On this unhappy anniversary friends will mutter, foes will shout about the prime minister's misjudgements ranging from 'the election that never was' to the 10p tax debacle.
Too few, though, will mention the economy or note that, across the channel, a politician with none of Gordon Brown's alleged flaws - the charismatic master of communications Nicolas Sarkozy is not faring much better. And yet even when it comes to the economy, apparently Gordon Brown's strongest suit, mistakes have been made again and again.
Last summer when the red warning lights were flashing on Wall Street, the chancellor was persuaded to deliver an inheritance tax cutting pre-budget report aimed not at the averting or ameliorating the crisis ahead but, instead, at winning an election that was never, in fact, called. He now regrets it.
As the credit crunch bit, fuel and food prices soared and the scrapping of 10p tax rate loomed, a gloomy budget did - well - almost nothing. The prime minister has told friends that he regards this as a "missed opportunity". The chancellor has told his friends that he could do nothing about the 10p tax problem because Gordon Brown was still in denial about it. As it was, weeks later an emergency statement conjured up £2.7 billion to help hard pressed families.

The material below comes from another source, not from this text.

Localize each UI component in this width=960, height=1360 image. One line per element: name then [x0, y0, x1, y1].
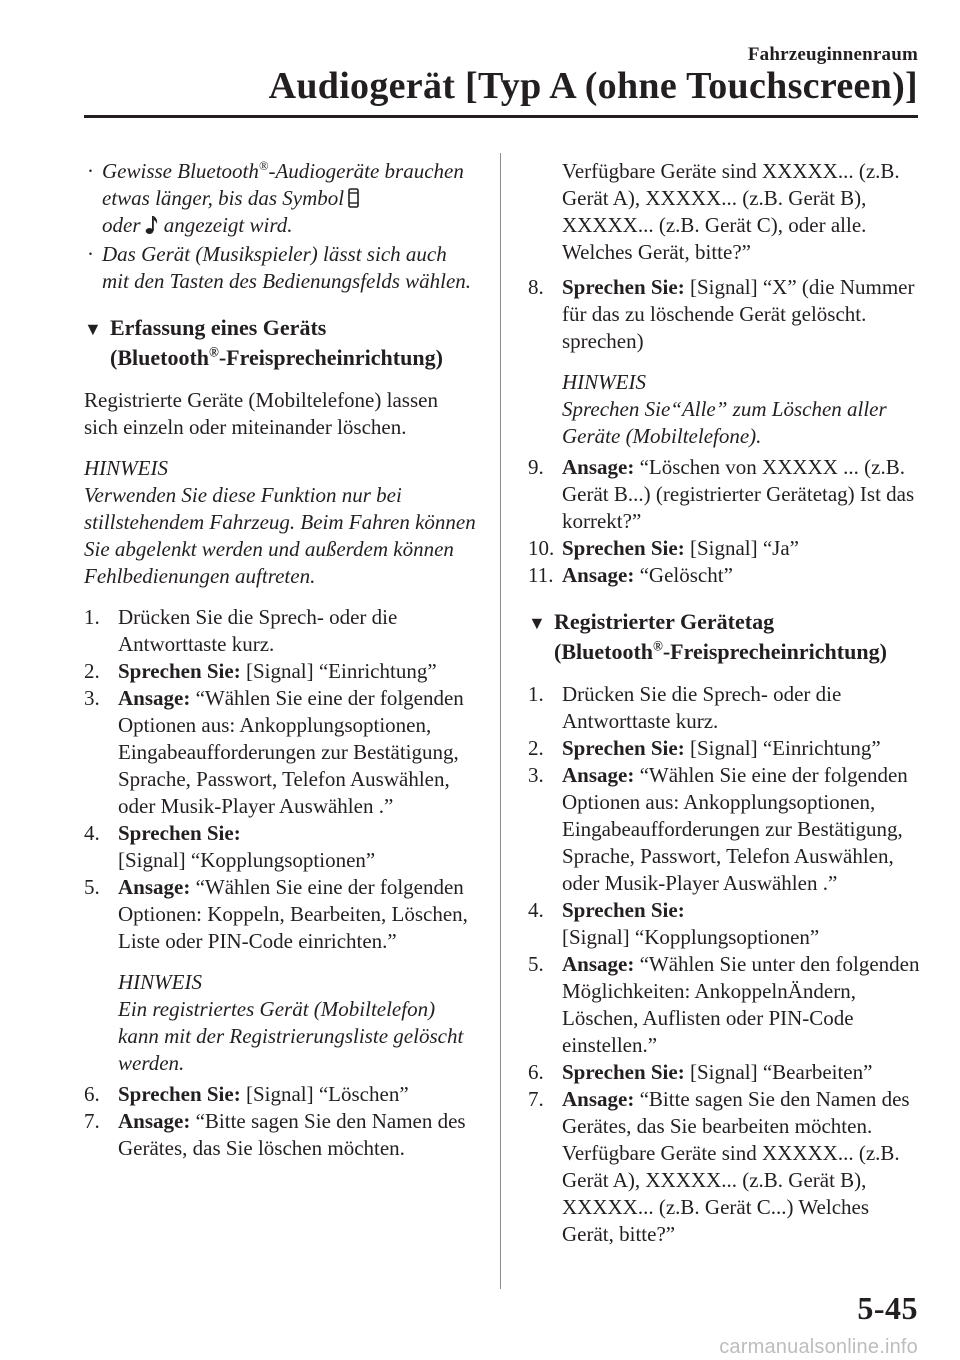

It is not that Gordon Brown, or indeed any politician, could have averted the economic crisis. It is not that there is that much more he could have done given there was no money. What insiders do accept, though, is that the PM has looked behind the economic curve and his government have made a series of tax decisions that have had to be amended or abandoned reducing confidence in the government's economic decision taking.
Team Brown curse their bad economic luck. They regret their economic mistakes. They hope that one day their man will be given credit for those long term decisions he likes to talk of so much - expanding nuclear power, speeding up the planning system and his recent efforts to improve the working of oil markets - all designed to make us a stronger economy in the long run.
They - he - must hope that in the words of that old election song "things can only get better" in year two...or, if not then, year three.